Monday, November 2, 2015

Jessica Rinsky, Department of Epidemiology, University of North Carolina, Chapel Hill, Chapel Hill, NC
Jill Lebov, Department of Epidemiology, University of North Carolina, Chapel Hill, Chapel Hill, NC
Ricardo Castillo Neyra, Center for Clinical Epidemiology & Biostatistics – Department of Biostatistics & Epidemiology, University of Pennsylvania Perelman School of Medicine, Philadelphia, PA
Carol Resnick, Department of Environmental Health Sciences, Johns Hopkins Bloomberg School of Public Health, Baltimore, MD
Robyn Robbins, 1775 K Street Northwest, United Food and Commercial Workers International Union, Washington, DC
Ellen Silbergeld, Ph.D., Department of Environmental Health Sciences, Johns Hopkins Bloomberg School of Public Health, Baltimore, MD
Background: Health hazards of work in animal slaughter and processing plants have been documented but workers’ perceptions of their work environment are not often reported. We describe the prevalence of injuries, health and safety concerns, and suggestions for improvement reported by workers at Smithfield’s Tar Heel hog slaughter and processing plant, North Carolina. Methods: With the United Food and Commercial Workers International Union (UFCW) and UFCW local 1208, 162 workers were interviewed during three data collection periods, September-November 2011. Interviewers used questionnaires with structured questions about injuries and open-ended questions about health and safety concerns. Results: Approximately 6% of workers reported an injury that broke the skin in the past year and 11% reported carpal tunnel syndrome in the past six months. 74% of workers reported that their body hurts at the end of the work day. Workers said the dependability of their jobs was important. Reported concerns included: risk of injury and illness related to interactions with coworkers, equipment, hogs, and meat; the speed of the line; and, exposure to cold, heat, and chemicals. To improve health and safety, workers suggested: increased and improved training; reduced line speed; improved medical care; and improved access to and use of personal protective equipment. Conclusions: The results reported here indicate that continued work focused on documenting and reducing injury in slaughter and processing plants is needed. Qualitative information from workers can strengthen future work to address health concerns at slaughter and processing plants throughout the United States.

Learning Areas:

Occupational health and safety
Public health or related research

Learning Objectives:
Describe the prevalence of injuries, health and safety concerns and suggestions to address concerns reported by workers employed at a large hog slaughter and processing plant.

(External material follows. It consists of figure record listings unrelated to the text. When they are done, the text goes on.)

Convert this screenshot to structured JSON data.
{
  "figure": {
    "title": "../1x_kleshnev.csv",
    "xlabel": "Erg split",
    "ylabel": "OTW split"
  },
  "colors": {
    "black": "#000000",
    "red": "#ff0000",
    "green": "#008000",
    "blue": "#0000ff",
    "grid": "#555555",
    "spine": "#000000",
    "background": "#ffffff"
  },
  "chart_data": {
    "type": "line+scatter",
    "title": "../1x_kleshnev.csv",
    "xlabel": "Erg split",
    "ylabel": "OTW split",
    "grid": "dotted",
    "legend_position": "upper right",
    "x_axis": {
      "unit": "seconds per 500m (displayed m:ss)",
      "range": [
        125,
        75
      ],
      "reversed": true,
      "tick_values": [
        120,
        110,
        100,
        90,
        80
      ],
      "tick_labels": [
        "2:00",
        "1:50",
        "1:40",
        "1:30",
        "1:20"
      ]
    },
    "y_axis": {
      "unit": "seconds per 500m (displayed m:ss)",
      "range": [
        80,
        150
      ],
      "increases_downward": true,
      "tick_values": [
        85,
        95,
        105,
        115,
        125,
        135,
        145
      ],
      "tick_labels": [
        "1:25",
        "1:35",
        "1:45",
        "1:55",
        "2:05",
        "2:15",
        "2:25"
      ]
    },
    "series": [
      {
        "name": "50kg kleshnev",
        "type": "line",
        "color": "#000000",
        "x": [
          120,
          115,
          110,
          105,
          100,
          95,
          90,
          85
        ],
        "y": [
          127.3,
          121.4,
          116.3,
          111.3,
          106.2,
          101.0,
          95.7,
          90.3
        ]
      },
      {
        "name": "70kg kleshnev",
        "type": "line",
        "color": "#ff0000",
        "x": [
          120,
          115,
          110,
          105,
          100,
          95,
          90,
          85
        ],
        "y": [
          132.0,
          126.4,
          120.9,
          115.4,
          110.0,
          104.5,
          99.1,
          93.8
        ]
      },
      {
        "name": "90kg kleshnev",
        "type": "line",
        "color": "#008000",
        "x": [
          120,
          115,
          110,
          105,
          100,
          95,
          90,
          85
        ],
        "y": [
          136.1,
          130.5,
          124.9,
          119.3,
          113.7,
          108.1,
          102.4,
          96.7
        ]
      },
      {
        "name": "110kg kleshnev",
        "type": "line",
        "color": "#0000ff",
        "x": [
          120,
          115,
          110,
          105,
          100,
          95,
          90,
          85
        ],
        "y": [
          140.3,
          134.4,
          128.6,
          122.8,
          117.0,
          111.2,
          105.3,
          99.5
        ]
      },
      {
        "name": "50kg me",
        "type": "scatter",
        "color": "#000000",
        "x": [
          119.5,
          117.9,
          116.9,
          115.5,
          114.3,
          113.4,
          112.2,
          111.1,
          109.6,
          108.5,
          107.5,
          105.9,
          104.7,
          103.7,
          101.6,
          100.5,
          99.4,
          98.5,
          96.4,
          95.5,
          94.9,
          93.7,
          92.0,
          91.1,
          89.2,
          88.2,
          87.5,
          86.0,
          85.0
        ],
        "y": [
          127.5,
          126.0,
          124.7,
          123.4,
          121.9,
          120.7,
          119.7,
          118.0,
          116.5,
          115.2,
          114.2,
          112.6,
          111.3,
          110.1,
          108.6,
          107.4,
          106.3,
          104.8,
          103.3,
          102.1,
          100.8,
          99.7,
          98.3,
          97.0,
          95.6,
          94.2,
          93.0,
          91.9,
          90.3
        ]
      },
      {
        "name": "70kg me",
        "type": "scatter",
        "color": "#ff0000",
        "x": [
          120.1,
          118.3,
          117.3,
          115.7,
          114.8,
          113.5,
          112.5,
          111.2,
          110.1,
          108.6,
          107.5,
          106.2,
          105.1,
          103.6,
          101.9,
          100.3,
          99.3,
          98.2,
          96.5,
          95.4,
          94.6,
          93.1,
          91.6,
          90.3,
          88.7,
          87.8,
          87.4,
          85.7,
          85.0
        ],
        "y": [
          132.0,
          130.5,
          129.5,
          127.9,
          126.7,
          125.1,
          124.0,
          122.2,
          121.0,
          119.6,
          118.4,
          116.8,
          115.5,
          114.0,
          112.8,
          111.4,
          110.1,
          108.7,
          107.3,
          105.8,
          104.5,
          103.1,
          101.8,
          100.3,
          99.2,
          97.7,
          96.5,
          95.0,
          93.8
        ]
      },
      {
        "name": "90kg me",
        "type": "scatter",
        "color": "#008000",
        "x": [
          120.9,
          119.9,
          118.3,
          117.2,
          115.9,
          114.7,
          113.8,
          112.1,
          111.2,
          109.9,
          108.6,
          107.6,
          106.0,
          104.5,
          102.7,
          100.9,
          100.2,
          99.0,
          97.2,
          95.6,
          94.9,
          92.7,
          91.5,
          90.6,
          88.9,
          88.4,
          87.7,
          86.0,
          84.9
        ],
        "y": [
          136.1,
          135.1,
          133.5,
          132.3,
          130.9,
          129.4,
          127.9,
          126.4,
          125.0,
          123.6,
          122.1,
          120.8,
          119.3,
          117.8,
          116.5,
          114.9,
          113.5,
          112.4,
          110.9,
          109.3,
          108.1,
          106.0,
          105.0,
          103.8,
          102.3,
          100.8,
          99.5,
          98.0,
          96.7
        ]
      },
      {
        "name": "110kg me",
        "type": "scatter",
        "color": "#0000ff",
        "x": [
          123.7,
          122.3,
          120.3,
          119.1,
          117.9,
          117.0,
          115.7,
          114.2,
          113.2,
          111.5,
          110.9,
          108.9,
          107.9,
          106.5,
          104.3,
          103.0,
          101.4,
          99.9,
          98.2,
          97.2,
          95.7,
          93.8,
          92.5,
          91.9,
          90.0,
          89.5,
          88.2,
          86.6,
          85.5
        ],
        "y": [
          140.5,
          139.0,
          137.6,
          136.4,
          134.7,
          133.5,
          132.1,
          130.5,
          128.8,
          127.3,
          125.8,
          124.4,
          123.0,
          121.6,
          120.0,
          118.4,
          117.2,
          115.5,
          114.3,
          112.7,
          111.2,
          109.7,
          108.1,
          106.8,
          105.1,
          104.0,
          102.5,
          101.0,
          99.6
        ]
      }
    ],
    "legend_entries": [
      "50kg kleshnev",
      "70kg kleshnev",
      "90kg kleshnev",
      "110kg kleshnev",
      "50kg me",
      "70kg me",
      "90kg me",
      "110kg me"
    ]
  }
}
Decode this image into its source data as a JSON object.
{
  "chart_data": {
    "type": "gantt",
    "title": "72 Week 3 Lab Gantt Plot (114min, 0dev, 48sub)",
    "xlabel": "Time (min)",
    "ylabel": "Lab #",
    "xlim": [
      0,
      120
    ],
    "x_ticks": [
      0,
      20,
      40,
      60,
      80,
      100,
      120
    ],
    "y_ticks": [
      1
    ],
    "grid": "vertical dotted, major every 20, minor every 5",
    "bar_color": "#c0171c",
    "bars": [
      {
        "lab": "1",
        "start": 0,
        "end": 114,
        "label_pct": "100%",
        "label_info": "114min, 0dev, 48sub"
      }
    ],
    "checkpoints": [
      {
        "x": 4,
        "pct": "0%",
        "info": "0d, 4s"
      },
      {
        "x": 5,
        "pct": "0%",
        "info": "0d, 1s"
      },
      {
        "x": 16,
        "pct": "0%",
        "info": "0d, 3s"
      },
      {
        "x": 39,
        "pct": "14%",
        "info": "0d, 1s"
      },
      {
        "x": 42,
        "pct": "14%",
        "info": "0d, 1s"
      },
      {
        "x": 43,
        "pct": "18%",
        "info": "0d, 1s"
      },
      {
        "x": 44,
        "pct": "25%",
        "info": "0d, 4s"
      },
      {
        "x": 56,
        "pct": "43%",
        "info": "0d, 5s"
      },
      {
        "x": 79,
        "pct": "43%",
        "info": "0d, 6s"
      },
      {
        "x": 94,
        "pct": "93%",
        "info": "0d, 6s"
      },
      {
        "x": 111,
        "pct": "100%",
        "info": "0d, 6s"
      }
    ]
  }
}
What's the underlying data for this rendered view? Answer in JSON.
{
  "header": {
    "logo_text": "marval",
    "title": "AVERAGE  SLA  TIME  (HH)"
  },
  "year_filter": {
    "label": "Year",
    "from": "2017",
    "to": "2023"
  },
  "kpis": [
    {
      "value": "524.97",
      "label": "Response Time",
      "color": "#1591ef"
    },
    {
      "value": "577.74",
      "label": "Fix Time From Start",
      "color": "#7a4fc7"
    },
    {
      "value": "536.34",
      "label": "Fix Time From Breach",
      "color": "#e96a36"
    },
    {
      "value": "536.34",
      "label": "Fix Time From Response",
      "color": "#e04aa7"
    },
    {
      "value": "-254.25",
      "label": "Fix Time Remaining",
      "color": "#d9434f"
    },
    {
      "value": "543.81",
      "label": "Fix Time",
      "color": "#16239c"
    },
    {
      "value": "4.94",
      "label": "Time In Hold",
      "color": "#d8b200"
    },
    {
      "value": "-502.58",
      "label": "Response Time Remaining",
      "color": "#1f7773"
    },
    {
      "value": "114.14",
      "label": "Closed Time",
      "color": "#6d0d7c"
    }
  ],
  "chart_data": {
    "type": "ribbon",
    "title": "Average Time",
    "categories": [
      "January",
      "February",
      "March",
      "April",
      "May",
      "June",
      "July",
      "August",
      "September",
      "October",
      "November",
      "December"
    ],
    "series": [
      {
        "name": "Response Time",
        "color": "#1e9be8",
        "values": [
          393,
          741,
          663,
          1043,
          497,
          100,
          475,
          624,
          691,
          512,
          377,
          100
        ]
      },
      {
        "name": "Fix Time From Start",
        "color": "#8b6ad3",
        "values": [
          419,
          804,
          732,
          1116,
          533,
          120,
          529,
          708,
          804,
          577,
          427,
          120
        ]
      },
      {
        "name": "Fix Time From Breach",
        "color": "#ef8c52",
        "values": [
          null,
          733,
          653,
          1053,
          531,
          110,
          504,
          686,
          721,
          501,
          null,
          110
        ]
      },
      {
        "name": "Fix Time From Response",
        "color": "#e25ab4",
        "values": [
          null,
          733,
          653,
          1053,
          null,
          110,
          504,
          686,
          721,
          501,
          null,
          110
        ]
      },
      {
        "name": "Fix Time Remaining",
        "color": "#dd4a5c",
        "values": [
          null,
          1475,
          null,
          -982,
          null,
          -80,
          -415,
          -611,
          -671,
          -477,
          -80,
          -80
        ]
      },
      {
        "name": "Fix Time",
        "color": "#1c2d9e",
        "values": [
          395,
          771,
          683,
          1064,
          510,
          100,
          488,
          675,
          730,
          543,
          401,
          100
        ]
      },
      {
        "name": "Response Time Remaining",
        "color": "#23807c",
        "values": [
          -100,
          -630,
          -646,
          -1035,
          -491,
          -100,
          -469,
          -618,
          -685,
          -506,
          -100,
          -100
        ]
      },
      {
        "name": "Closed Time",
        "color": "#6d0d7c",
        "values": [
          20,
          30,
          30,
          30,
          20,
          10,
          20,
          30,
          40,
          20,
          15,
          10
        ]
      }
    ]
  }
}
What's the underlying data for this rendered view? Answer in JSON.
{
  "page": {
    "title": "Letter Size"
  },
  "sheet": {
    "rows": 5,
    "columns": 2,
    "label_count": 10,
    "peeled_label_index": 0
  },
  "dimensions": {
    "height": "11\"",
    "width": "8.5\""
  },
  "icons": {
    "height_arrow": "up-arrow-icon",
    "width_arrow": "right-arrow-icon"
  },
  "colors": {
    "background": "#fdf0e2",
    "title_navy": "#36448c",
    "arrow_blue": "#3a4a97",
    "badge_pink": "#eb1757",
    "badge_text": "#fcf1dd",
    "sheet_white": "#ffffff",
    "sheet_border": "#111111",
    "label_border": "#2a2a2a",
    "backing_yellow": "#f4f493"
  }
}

Keyword(s): Occupational Health and Safety

Presenting author's disclosure statement:

Qualified on the content I am responsible for because: I am the director of Occupational Safety and Health for the United Food and Commercial workers International Union. The UFCW represents more than 200,000 workers in the meatpacking and food processing industries. The UFCW represents workers in these industries on issues related to workplace safety and health.
Any relevant financial relationships? No

I agree to comply with the American Public Health Association Conflict of Interest and Commercial Support Guidelines, and to disclose to the participants any off-label or experimental uses of a commercial product or service discussed in my presentation.